8.8.2012 | by:
There are nearly nine million individuals in the United States who are enrolled in Medicare and Medicaid--about 70,000 of them in Colorado.
These “dual eligibles” are considered some of the highest need and lowest income individuals in the nation and require a large amount of medical attention and assistance. Due to a mental or physical disability, they qualify for long term services and supports (LTSS) in Medicaid. Some LTSS include nursing facility care, home and community based services or assisted living. However, they receive their acute care, such as physician and hospital services, through Medicare.
Dual eligibles are a hot topic in health care reform. As a large vulnerable population that makes up a disproportionate amount of spending of Medicare and Medicaid, it’s important to better integrate and coordinate care for duals in order to reduce the growth of their medical expenditures, increase cost-savings, as well as improve their overall care.
Theoretically, dual eligibility should improve access to care for clients, offering them a wide range of services and programs to meet their needs.

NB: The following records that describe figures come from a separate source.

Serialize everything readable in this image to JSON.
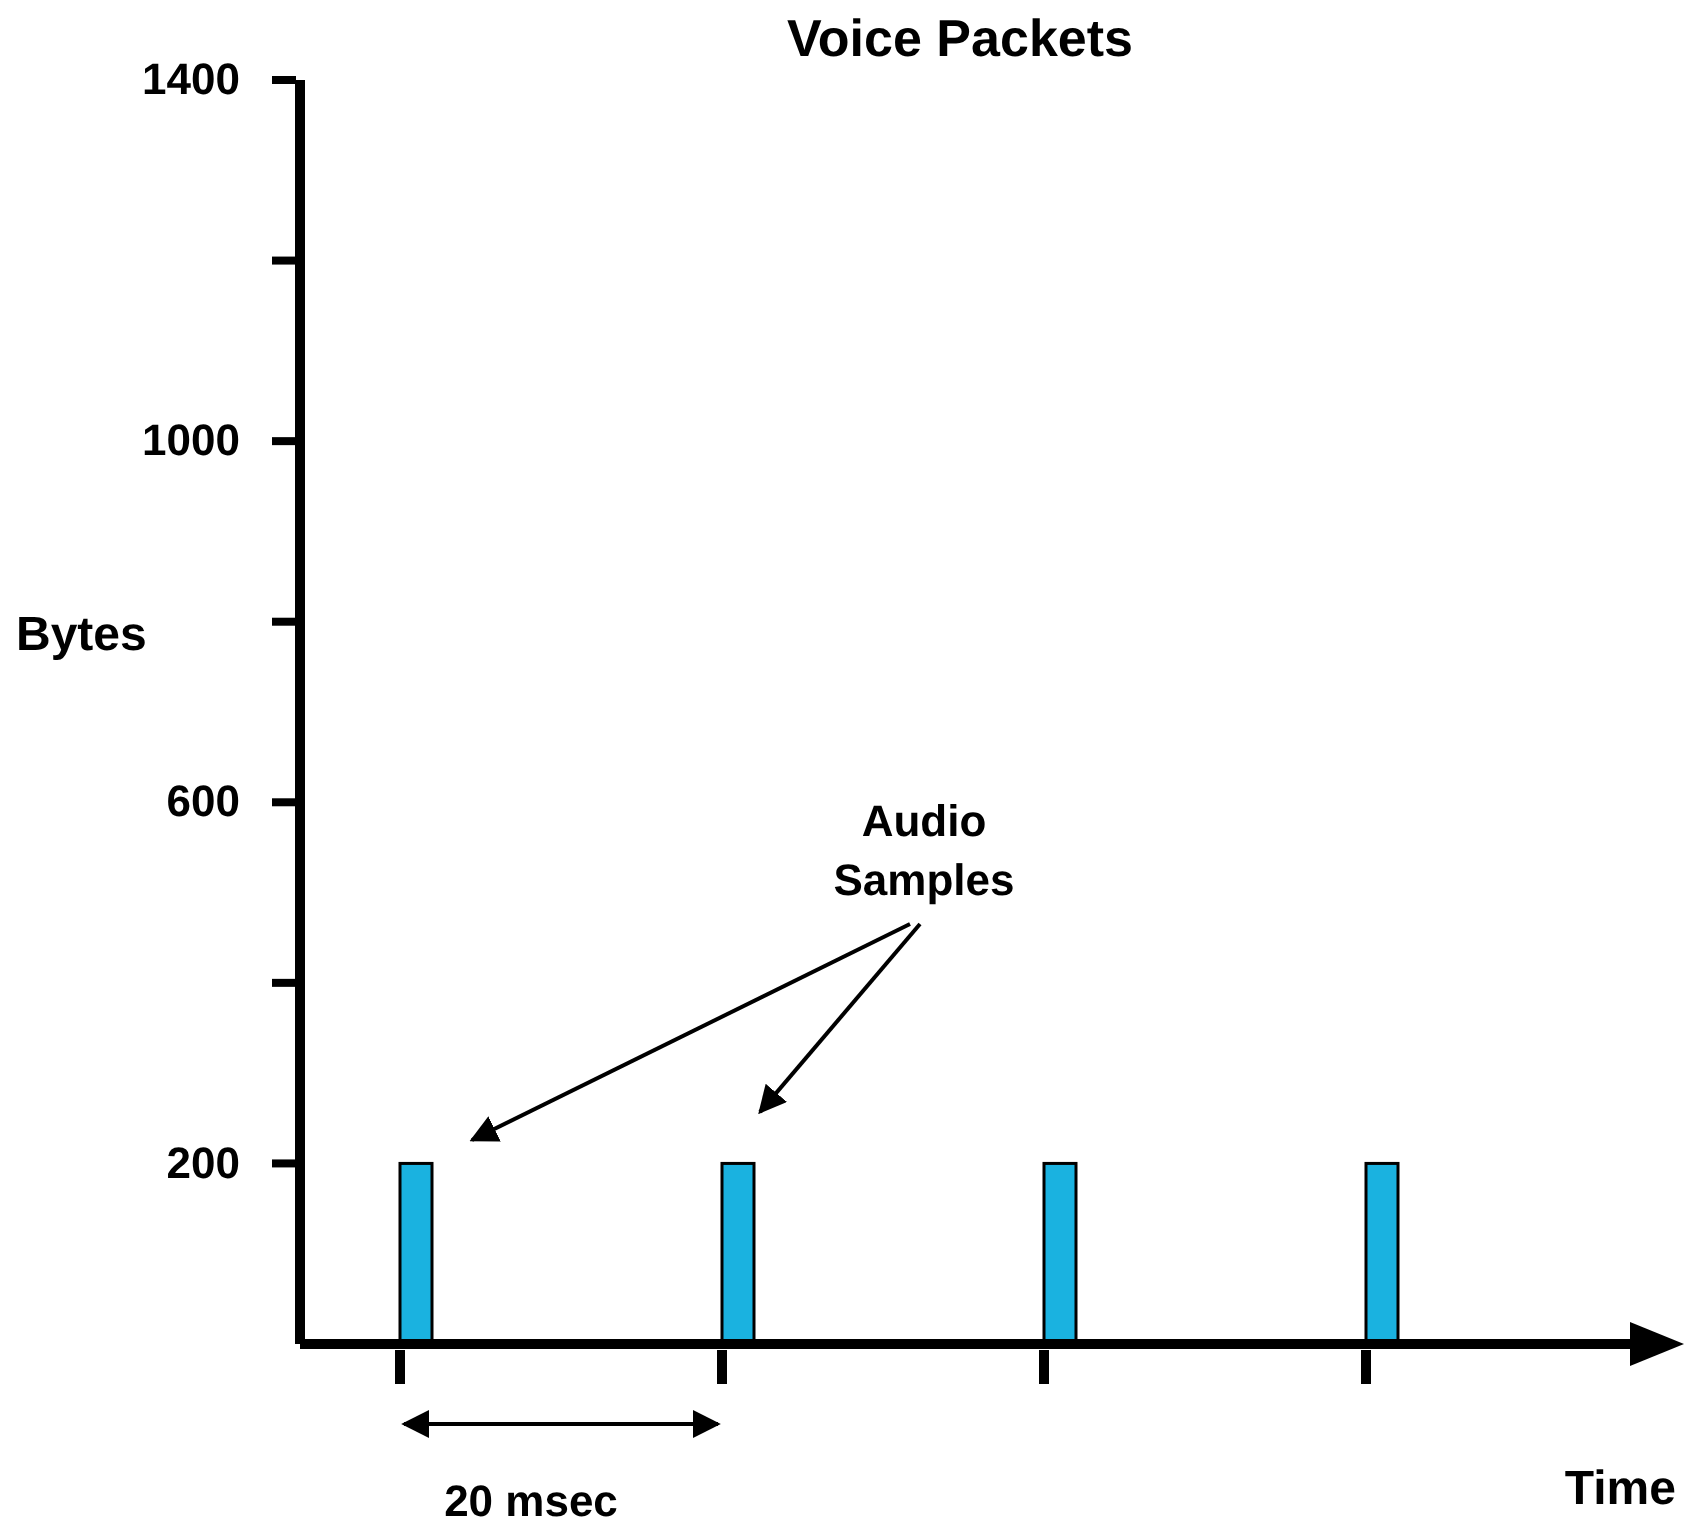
{
  "chart_data": {
    "type": "bar",
    "title": "Voice Packets",
    "ylabel": "Bytes",
    "xlabel": "Time",
    "categories": [
      null,
      null,
      null,
      null
    ],
    "values": [
      200,
      200,
      200,
      200
    ],
    "color": "#1ab2e0",
    "ylim": [
      0,
      1400
    ],
    "yticks": [
      200,
      {
        "value": 400,
        "label": null
      },
      600,
      {
        "value": 800,
        "label": null
      },
      1000,
      {
        "value": 1200,
        "label": null
      },
      1400
    ],
    "annotations": [
      "Audio Samples",
      "20 msec"
    ],
    "grid": false
  }
}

However, their large number of providers coupled with financing from two different payers can sometimes result in poor coordination and management and ineffective cost control.
So what’s happening to address the problem of providing coordinated and cost effective care to dual eligibles?

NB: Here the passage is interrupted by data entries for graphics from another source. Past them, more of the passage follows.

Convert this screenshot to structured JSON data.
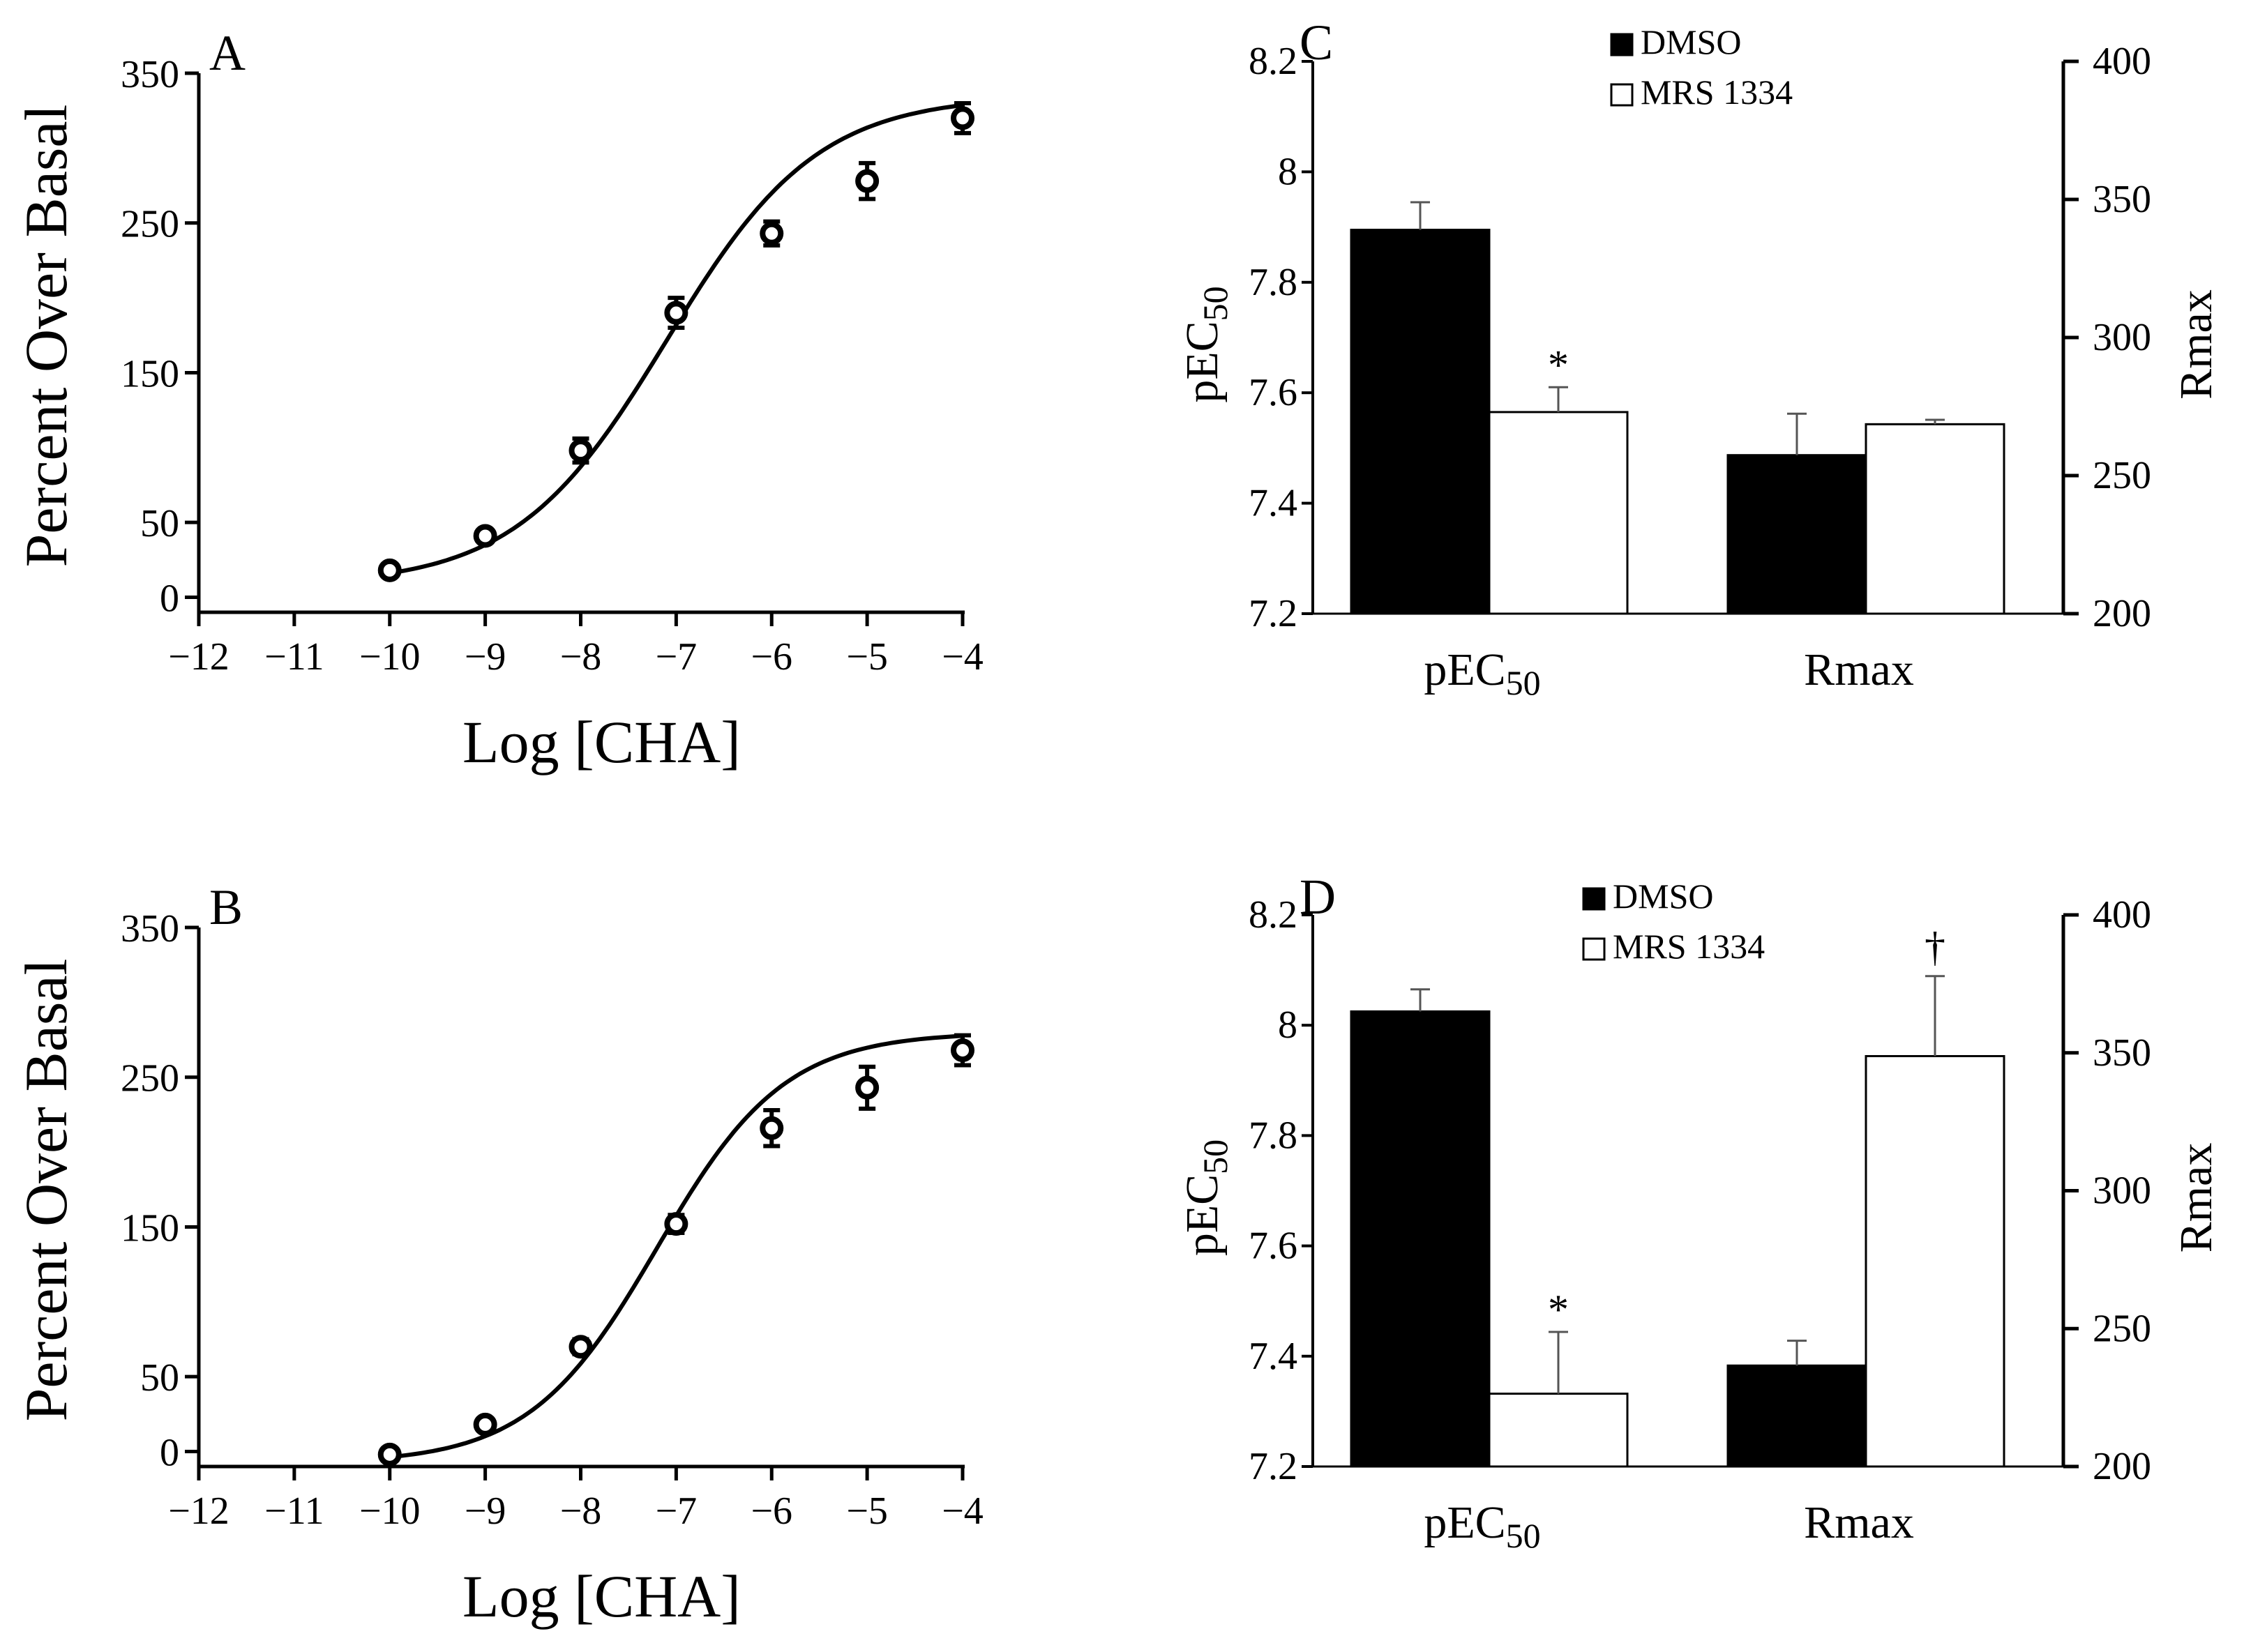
{
  "chart_data": [
    {
      "panel": "A",
      "type": "scatter",
      "xlabel": "Log [CHA]",
      "ylabel": "Percent Over Basal",
      "xlim": [
        -12,
        -4
      ],
      "ylim": [
        -10,
        350
      ],
      "xticks": [
        -12,
        -11,
        -10,
        -9,
        -8,
        -7,
        -6,
        -5,
        -4
      ],
      "xtick_labels": [
        "−12",
        "−11",
        "−10",
        "−9",
        "−8",
        "−7",
        "−6",
        "−5",
        "−4"
      ],
      "yticks": [
        0,
        50,
        150,
        250,
        350
      ],
      "ytick_labels": [
        "0",
        "50",
        "150",
        "250",
        "350"
      ],
      "x": [
        -10,
        -9,
        -8,
        -7,
        -6,
        -5,
        -4
      ],
      "y": [
        18,
        41,
        98,
        190,
        243,
        278,
        320
      ],
      "err": [
        4,
        4,
        8,
        10,
        8,
        12,
        10
      ],
      "fit": {
        "bottom": 8,
        "top": 335,
        "logEC50": -7.1,
        "hill": 0.55
      }
    },
    {
      "panel": "B",
      "type": "scatter",
      "xlabel": "Log [CHA]",
      "ylabel": "Percent Over Basal",
      "xlim": [
        -12,
        -4
      ],
      "ylim": [
        -10,
        350
      ],
      "xticks": [
        -12,
        -11,
        -10,
        -9,
        -8,
        -7,
        -6,
        -5,
        -4
      ],
      "xtick_labels": [
        "−12",
        "−11",
        "−10",
        "−9",
        "−8",
        "−7",
        "−6",
        "−5",
        "−4"
      ],
      "yticks": [
        0,
        50,
        150,
        250,
        350
      ],
      "ytick_labels": [
        "0",
        "50",
        "150",
        "250",
        "350"
      ],
      "x": [
        -10,
        -9,
        -8,
        -7,
        -6,
        -5,
        -4
      ],
      "y": [
        -2,
        18,
        70,
        152,
        216,
        243,
        268
      ],
      "err": [
        4,
        4,
        5,
        6,
        12,
        14,
        10
      ],
      "fit": {
        "bottom": -8,
        "top": 280,
        "logEC50": -7.2,
        "hill": 0.65
      }
    },
    {
      "panel": "C",
      "type": "bar",
      "categories": [
        "pEC50",
        "Rmax"
      ],
      "category_main": [
        "pEC",
        "Rmax"
      ],
      "category_sub": [
        "50",
        ""
      ],
      "series": [
        {
          "name": "DMSO",
          "color": "#000000",
          "values": [
            7.895,
            7.487
          ],
          "err": [
            0.05,
            0.075
          ]
        },
        {
          "name": "MRS 1334",
          "color": "#ffffff",
          "values": [
            7.565,
            7.543
          ],
          "err": [
            0.045,
            0.008
          ]
        }
      ],
      "ylabel_left": "pEC",
      "ylabel_left_sub": "50",
      "ylabel_right": "Rmax",
      "ylim_left": [
        7.2,
        8.2
      ],
      "ylim_right": [
        200,
        400
      ],
      "yticks_left": [
        "7.2",
        "7.4",
        "7.6",
        "7.8",
        "8",
        "8.2"
      ],
      "yticks_right": [
        "200",
        "250",
        "300",
        "350",
        "400"
      ],
      "annotations": [
        {
          "text": "*",
          "category": 0,
          "series": 1
        }
      ]
    },
    {
      "panel": "D",
      "type": "bar",
      "categories": [
        "pEC50",
        "Rmax"
      ],
      "category_main": [
        "pEC",
        "Rmax"
      ],
      "category_sub": [
        "50",
        ""
      ],
      "series": [
        {
          "name": "DMSO",
          "color": "#000000",
          "values": [
            8.025,
            7.383
          ],
          "err": [
            0.04,
            0.045
          ]
        },
        {
          "name": "MRS 1334",
          "color": "#ffffff",
          "values": [
            7.332,
            7.944
          ],
          "err": [
            0.112,
            0.145
          ]
        }
      ],
      "ylabel_left": "pEC",
      "ylabel_left_sub": "50",
      "ylabel_right": "Rmax",
      "ylim_left": [
        7.2,
        8.2
      ],
      "ylim_right": [
        200,
        400
      ],
      "yticks_left": [
        "7.2",
        "7.4",
        "7.6",
        "7.8",
        "8",
        "8.2"
      ],
      "yticks_right": [
        "200",
        "250",
        "300",
        "350",
        "400"
      ],
      "annotations": [
        {
          "text": "*",
          "category": 0,
          "series": 1
        },
        {
          "text": "†",
          "category": 1,
          "series": 1
        }
      ]
    }
  ]
}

In 2011, the Centers for Medicare and Medicaid Services (CMS) funded 15 states - including Colorado - to develop demonstration proposals to implement state-wide programs to improve services and care for dual eligibles. The development is well under way for each state.
The proposals consisted of a detailed description of how the state would structure, finance, implement and integrate their model following CMS guidelines and standards.
Colorado’s proposal incorporates the existing Accountable Care Collaborative Program to improve dual eligible care. It outlines a managed fee-for-service finance model, as opposed to the previous traditional fee-for-service model. The proposed model incorporates quality and efficiency measurements to encourage payer-provider communication and performance. Under Colorado’s proposal, the Regional Care Collaborative Organizations (RCCOs) will be the primary coordinators of health support for the dual eligibles and will be compensated for coordinating their care. One of the main roles of the RCCOs is to ensure a strong client-provider relationship and to work with duals to accommodate their existing relationship with a health care provider.
Much of the funding and implementation will be determined by the path of the federal Affordable Care Act and whether it will survive November’s election. Either way, the “dual eligible issue” is well underway and on the minds of both national and state politicians.
Colorado and the other 14 states are waiting to hear from CMS to see if they can proceed with implementation. Decisions are expected by the end of this year.
CHI will continue to monitor progress on addressing the issue of dual eligibles, including best practices from other states and the progress of the national test.
Monica Glicken is a student at CU-Boulder and is completing a summer internship at CHI.